A fascinating insight into how groups like the so-called Islamic State use social media to communicate and recruit. Expert interventions from: Peter Bergen, director of National Security Studies Program, New America Foundation; J.M. Berger, non-resident fellow project on US Relations with the Islamic World at The Brookings Institution; Mubin Shaikh, author of "Undercover Jihadi;" and Daveed Gartenstein-Ross, senior fellow of the Foundation for Defense of Democracies. All testimonies are shown in full but also downloadable as text.
In case you’ve been living in a cave for the last two months, the UK just held a general election in which David Cameron’s Conservative Party won a surprise majority. Experts canvassed by the Guardian give a mixed review of the outgoing coalition. The paper also considered social media reaction to the appointment (or “demotion”) of former housing minister Grant Shapps as minister of state at the Department for International Development (DfID).

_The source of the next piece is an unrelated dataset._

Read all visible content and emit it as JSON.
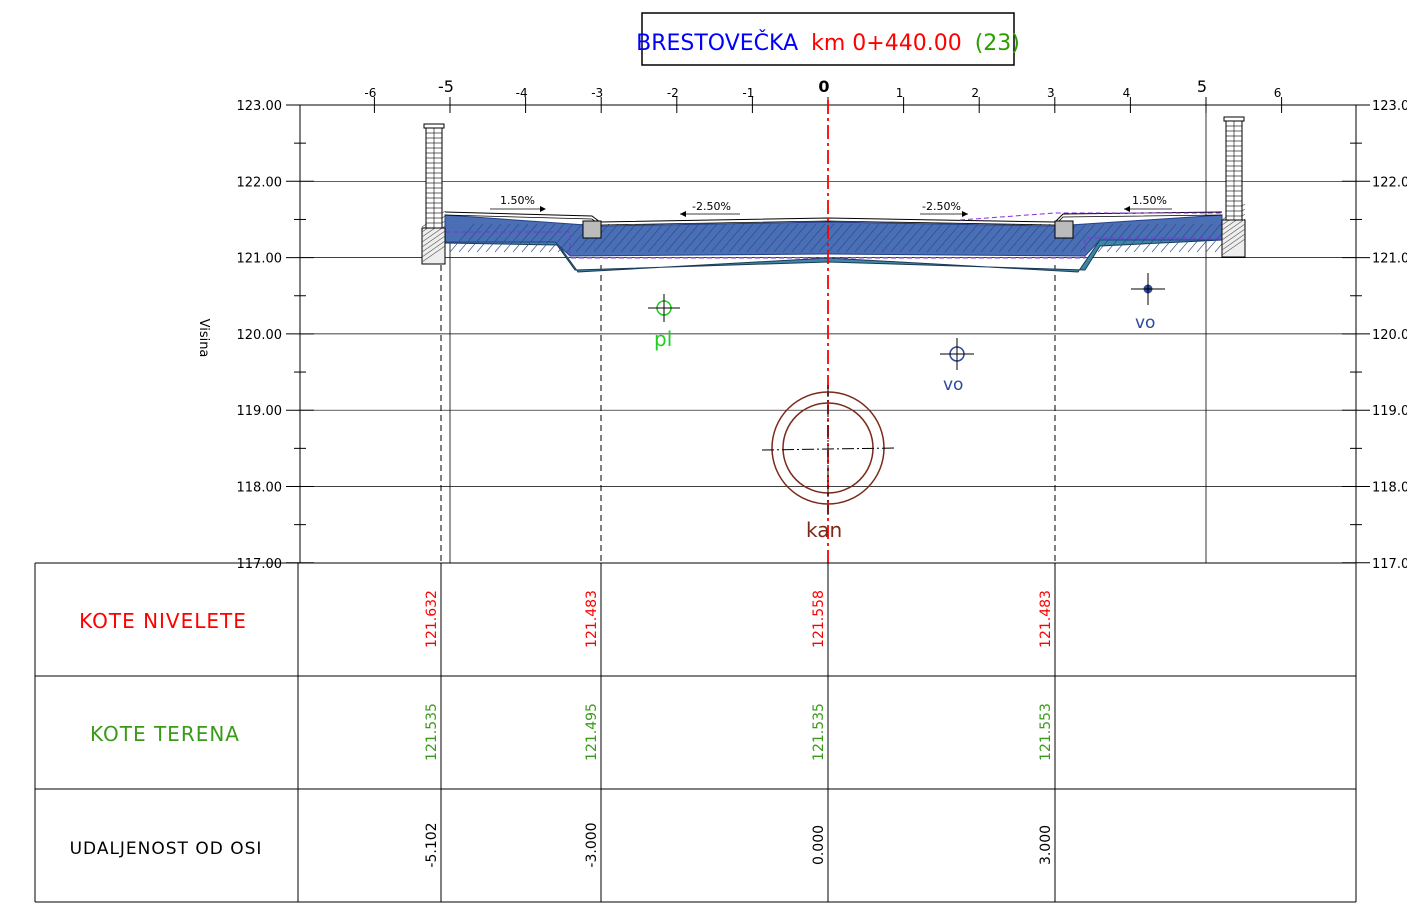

Conflict-affected countries are often some of the largest recipients of foreign aid, yet despite this their success at achieving long-term developmental outcomes is limited. This peer-reviewed paper looks at foreign aid flows into the Occupied Palestinian Territory. It questions whether aid is effective in situations where driving political factors remain unresolved and whether or not aid in a vacuum can in fact lead to the prolonging of crises.
The private sector is playing an increasingly significant role in humanitarian response. It provides both paid-for commercial services as well as other initiatives such as capacity-building and system design, offered without charge under corporate social responsibility programming. But while collaboration with the private sector offers opportunities for aid agencies – and important new sources of funding - it also presents new challenges. This deep-dive from Berlin-based thinktank Global Public Policy Institute (GPPi) explores the issues.
Starting on 18 May, this free five-week online course from the University of Geneva provides training in how to deliver communication plans within humanitarian and crisis settings.
Bringing drones down to earth
Disaster coverage now seems incomplete without amazing drone footage of the damage, accompanied by effusive media reports on the technological wizardry of unmanned aerial vehicles (UAVs) and their humanitarian application. But is that really the story? We took a look at the evolution needed for them to better fulfill their potential.